Oklahoma Bat Facts
- There are 45 different bat species native to the United States. Of these, 22 species are native to Oklahoma.
- All 22 bat species native to Oklahoma are insectivorous. The only fruit bats in Oklahoma are exotic species living in zoos (The two nectar eating and one fruit eating species native to the United States all live in subtropical climates.).
- The reproductive rate for bats is very slow compared to that of other mammals of comparable sizes. Most bat species give birth to only one or two pups per year. The red bat (Lasiurus borealis), however, typically gives birth to one litter per year of one to four pups..
- Many bats are very long-lived. There are records of little brown bats living 33 or more years.

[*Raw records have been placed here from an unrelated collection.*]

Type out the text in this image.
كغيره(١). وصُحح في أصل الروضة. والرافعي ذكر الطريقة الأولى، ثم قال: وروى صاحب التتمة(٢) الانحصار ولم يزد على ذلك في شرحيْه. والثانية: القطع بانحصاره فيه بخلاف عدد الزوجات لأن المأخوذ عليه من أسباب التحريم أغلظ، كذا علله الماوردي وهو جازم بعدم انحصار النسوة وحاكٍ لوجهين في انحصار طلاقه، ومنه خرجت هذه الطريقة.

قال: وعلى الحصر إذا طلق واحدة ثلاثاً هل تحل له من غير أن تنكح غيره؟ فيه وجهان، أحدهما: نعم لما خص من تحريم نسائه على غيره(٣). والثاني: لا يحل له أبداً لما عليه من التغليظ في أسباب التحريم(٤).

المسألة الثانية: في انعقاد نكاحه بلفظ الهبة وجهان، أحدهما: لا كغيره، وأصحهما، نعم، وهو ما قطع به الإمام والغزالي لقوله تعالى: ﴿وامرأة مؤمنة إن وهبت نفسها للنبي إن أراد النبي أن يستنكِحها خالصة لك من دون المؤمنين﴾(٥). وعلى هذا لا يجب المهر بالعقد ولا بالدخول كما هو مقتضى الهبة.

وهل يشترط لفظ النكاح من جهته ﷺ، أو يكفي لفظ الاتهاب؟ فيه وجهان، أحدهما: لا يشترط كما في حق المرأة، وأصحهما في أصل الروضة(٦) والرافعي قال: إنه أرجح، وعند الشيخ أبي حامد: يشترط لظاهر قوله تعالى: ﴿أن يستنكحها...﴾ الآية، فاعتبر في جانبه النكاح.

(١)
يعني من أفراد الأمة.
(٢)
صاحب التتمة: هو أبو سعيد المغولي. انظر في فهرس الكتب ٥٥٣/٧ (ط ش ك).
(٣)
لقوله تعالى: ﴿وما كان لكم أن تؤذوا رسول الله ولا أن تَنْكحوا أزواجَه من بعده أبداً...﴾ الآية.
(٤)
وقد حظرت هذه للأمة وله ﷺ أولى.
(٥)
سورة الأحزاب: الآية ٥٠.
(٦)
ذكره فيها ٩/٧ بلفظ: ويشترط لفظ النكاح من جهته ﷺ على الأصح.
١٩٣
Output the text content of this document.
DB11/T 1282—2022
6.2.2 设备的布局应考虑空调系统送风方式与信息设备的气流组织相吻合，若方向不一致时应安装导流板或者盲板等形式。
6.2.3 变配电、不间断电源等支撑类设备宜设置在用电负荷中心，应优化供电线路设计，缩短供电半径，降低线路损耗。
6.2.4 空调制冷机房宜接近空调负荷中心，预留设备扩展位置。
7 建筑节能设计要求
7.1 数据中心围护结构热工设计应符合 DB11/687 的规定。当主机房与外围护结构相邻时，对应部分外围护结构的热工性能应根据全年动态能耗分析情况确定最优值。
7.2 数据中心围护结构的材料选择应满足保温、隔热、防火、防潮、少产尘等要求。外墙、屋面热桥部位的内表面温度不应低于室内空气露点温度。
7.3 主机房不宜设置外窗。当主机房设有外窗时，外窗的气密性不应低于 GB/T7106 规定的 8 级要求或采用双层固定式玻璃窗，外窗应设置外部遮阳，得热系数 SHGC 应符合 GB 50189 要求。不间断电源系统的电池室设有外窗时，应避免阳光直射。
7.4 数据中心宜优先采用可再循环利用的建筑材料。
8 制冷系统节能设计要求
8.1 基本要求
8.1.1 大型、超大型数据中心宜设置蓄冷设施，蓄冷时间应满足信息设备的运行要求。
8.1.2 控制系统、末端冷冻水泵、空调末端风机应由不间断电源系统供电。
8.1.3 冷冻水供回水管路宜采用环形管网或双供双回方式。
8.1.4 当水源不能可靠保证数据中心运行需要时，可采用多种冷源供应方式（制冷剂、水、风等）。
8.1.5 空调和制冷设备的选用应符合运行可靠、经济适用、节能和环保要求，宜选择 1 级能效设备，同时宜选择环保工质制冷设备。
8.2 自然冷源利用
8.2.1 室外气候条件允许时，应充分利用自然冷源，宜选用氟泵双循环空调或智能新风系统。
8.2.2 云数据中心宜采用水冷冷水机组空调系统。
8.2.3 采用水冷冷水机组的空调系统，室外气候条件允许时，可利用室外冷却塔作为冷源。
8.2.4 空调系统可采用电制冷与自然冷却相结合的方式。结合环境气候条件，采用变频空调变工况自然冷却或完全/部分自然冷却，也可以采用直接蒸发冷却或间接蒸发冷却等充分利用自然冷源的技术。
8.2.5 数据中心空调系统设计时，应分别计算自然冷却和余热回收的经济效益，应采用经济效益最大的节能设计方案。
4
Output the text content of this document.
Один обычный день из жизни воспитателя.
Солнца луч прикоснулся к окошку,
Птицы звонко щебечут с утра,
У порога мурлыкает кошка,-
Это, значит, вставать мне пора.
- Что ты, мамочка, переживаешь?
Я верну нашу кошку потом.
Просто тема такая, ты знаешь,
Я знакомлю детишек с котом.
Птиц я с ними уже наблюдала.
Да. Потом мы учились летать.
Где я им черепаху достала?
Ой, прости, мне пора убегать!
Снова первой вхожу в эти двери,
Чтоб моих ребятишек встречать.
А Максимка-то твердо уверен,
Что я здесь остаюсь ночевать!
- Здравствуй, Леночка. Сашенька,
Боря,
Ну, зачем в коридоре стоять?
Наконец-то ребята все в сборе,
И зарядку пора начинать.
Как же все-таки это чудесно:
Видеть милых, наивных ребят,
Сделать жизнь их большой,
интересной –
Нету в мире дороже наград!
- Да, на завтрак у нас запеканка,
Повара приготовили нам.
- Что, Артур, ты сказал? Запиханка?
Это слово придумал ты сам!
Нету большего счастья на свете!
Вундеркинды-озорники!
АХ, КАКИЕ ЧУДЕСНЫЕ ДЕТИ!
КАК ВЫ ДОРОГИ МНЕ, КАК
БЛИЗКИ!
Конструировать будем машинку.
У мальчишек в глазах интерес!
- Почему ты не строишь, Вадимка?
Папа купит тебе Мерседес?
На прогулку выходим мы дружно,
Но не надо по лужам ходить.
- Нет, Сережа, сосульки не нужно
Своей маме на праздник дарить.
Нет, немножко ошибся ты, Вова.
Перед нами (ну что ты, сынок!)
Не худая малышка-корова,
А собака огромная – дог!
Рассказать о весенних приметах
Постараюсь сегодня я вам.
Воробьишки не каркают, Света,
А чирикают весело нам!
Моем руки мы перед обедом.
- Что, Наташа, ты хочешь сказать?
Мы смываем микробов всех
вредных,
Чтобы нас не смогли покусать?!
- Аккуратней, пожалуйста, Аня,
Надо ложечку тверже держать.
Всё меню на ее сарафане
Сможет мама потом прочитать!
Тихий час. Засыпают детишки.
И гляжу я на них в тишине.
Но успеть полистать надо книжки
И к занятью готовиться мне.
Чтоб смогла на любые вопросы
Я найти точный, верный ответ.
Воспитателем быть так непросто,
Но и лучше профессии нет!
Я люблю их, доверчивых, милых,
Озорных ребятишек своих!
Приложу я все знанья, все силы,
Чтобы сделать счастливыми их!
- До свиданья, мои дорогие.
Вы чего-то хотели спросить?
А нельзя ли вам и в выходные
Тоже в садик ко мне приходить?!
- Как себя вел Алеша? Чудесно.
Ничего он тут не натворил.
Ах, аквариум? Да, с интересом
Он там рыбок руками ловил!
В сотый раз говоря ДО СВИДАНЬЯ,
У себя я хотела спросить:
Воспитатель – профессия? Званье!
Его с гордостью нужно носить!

- Over half of the bat species in the United States are endangered or have declining populations. This is largely due to human interference and encroachment.
- One small bat can eat over 1,000 mosquito sized insects in just one hour. Nursing mothers eat over twice this amount.
- Bats are not blind, they are not rodents, and they do not become entangled in people's hair.
- Oklahoma's bats use echolocation--the emission of ultrasonic sound waves used as a sort of "sonar"-- for navigation and for hunting insects.
- The red bat (Lasiurus borealis) is North America's only bat with sexually dimorphic color variations (males and females are colored differently).
- The bats seen most frequently at WildCare are the red bat (Lasiurus borealis), the evening bat (Nycticeius humeralis), the little brown bat (Myotis lucifugus), and the Mexican free-tailed bat (Tadarida brasiliensis).